The death of John Turnstall and the beginning of the Lincoln County War
On February 18, 1878 John Turnstall and five men including William H Bonney (better known as Billy the Kid) were leading some horses from Turnstall’s ranch to Lincoln and were confronted by a posse led by just deputized Jacob Mathews. This posse represented the deeply entrenched businessman led by the Murphy-Dolan faction. They were threatened by the newly formed and successful business operations Turnstall was involved with. Turnstall was confronted by the posse over disputed horses and was called forward towards the posse with assurances that he would not be hurt and was shot in the chest and head. Billy the Kid and the others fled.
This murder galvanized Turnstall’s supporters, including young gunman Billy the Kid who had worked for Turnstall and viewed him as a mentor. Billy swore revenge. The anti-Murphy Dolan side formed a group called the Regulators who pursued vigilante justice against those they blamed for Turnstall’s death. The conflict involved revenge killings, ambushes and shootings and estimates suggest around 19-20 were killed overall though the exact toll varied amid the chaos. The conflict ended with the climactic Battle of Lincoln in July 1878, a multi-day siege where Alexander McSween’s (a lawyer and business partner of Turnstall) house was burned and McSween himself was killed along with several others. Billy the Kid escaped and was eventually killed by Pat Garrett in 1881. The picture is of a stack of rocks and a cross placed by two of Turnstall’s nephews placed at the location of the of the killing 39 years after the event.
The Death of Geronimo
Geronimo or Goyahkla “the one who yawns” was born on June 16, 1829 and was a prominent Bedonkohe Apache leader and medicine man who became a legendary figure for his fierce, decades long resistance against Mexican and U.S. forces in the Southwest. Geronimo first married at the age of 17 and had a total of 9 wives.
Geronimo was driven by a desire to take revenge for the murder of his family by Mexican soldiers and accumulated a record of brutality during the time period of 1850 to 1886 that was unmatched by any of his contemporaries. The loss of his family led Geronimo to hate all Mexicans for the rest of his life; he and his followers would frequently attack and kill any group of Mexicans that they encountered. Throughout Geronimo’s adult life his antipathy towards, suspicion of and dislike for Mexicans was demonstrably greater than for Americans.
The Apache people were in awe of Geronimo's powers, which he demonstrated to them on a series of occasions. These powers indicated to other Apaches that Geronimo had supernatural gifts that he could use for good or ill. In eyewitness accounts by other Apaches, Geronimo was able to become aware of distant events as they happened, and he was able to anticipate future events. He also demonstrated powers to heal other Apaches.
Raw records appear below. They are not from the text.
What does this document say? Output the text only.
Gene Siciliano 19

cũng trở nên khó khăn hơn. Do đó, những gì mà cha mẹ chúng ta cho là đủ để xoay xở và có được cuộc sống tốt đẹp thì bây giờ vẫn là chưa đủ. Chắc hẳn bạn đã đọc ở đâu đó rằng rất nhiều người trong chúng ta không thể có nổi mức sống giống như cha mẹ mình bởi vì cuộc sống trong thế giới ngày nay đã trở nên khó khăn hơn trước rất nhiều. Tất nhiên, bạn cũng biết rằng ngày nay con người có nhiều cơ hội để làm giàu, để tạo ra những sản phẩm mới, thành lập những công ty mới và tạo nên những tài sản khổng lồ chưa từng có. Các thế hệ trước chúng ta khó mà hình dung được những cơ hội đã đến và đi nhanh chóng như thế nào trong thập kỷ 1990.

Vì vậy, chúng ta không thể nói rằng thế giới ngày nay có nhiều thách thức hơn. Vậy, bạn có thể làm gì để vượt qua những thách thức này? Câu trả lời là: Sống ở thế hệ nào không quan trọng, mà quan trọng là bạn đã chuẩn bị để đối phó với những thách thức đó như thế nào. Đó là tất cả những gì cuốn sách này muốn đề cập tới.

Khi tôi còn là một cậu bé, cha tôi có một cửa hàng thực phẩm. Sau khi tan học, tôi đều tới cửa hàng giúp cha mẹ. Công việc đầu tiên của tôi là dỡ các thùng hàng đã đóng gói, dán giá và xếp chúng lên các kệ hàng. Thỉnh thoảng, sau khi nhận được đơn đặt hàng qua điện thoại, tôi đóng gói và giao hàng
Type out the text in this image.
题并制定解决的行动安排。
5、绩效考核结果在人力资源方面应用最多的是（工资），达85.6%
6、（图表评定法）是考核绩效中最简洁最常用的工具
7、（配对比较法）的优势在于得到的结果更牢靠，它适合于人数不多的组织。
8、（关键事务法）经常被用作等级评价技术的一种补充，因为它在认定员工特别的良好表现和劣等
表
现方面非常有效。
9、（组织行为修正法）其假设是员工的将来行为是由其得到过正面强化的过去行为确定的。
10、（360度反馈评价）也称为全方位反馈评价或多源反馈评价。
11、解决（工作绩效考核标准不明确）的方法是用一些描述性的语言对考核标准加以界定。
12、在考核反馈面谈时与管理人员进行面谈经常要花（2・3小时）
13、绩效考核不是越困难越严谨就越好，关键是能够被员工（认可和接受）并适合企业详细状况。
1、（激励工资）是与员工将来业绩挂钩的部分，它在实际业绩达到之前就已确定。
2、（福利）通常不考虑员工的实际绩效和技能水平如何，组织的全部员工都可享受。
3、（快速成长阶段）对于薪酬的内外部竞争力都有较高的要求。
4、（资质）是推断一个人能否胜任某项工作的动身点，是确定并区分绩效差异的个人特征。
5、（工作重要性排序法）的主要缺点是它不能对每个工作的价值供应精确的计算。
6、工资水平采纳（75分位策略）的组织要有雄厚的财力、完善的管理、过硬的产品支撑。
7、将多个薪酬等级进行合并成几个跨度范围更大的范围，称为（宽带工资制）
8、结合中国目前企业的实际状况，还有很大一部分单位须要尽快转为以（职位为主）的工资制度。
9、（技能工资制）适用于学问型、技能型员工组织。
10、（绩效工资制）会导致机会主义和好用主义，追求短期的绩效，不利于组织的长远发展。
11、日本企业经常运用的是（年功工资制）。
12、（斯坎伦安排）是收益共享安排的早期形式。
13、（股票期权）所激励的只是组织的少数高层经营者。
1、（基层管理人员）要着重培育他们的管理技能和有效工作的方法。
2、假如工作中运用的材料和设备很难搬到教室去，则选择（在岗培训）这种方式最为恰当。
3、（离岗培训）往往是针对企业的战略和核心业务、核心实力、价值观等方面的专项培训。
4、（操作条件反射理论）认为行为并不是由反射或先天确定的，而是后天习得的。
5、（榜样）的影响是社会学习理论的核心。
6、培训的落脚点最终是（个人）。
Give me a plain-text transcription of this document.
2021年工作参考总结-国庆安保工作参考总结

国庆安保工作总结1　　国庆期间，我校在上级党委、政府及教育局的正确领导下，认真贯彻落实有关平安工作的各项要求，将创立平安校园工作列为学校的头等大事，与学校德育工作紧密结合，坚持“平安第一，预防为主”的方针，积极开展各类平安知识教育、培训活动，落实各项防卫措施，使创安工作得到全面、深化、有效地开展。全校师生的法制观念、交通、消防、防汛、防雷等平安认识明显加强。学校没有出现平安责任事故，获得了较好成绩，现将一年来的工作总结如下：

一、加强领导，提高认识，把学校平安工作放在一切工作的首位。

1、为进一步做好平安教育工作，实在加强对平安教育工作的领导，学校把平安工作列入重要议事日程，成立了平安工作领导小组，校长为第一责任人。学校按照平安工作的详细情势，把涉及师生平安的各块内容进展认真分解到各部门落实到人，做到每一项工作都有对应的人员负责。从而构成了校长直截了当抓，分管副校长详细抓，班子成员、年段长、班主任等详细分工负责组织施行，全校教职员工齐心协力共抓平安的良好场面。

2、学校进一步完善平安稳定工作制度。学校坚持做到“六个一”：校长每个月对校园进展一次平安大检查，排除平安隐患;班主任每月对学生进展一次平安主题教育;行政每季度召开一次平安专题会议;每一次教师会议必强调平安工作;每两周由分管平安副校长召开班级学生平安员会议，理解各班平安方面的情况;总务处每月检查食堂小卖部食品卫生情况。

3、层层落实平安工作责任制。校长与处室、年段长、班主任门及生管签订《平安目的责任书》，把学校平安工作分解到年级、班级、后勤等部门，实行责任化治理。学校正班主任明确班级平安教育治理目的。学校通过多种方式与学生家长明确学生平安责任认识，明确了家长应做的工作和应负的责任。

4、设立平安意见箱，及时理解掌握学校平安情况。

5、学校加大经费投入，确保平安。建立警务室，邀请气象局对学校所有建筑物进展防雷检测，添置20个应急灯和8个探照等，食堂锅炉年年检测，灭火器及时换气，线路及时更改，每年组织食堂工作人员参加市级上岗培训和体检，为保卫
In February 1909, Geronimo was thrown from his horse while riding home and lay in the cold all night until a friend found him extremely ill. He died of pneumonia on February 17, 1909, as a prisoner of the United States at Fort Sill. On his deathbed, he confessed to his nephew that he regretted his decision to surrender. He had escaped from captivity three times and became a tourist attraction for approximately the last 23 years of his life appearing at sideshows, major expositions, wild west shows and a presidential inaugural parade.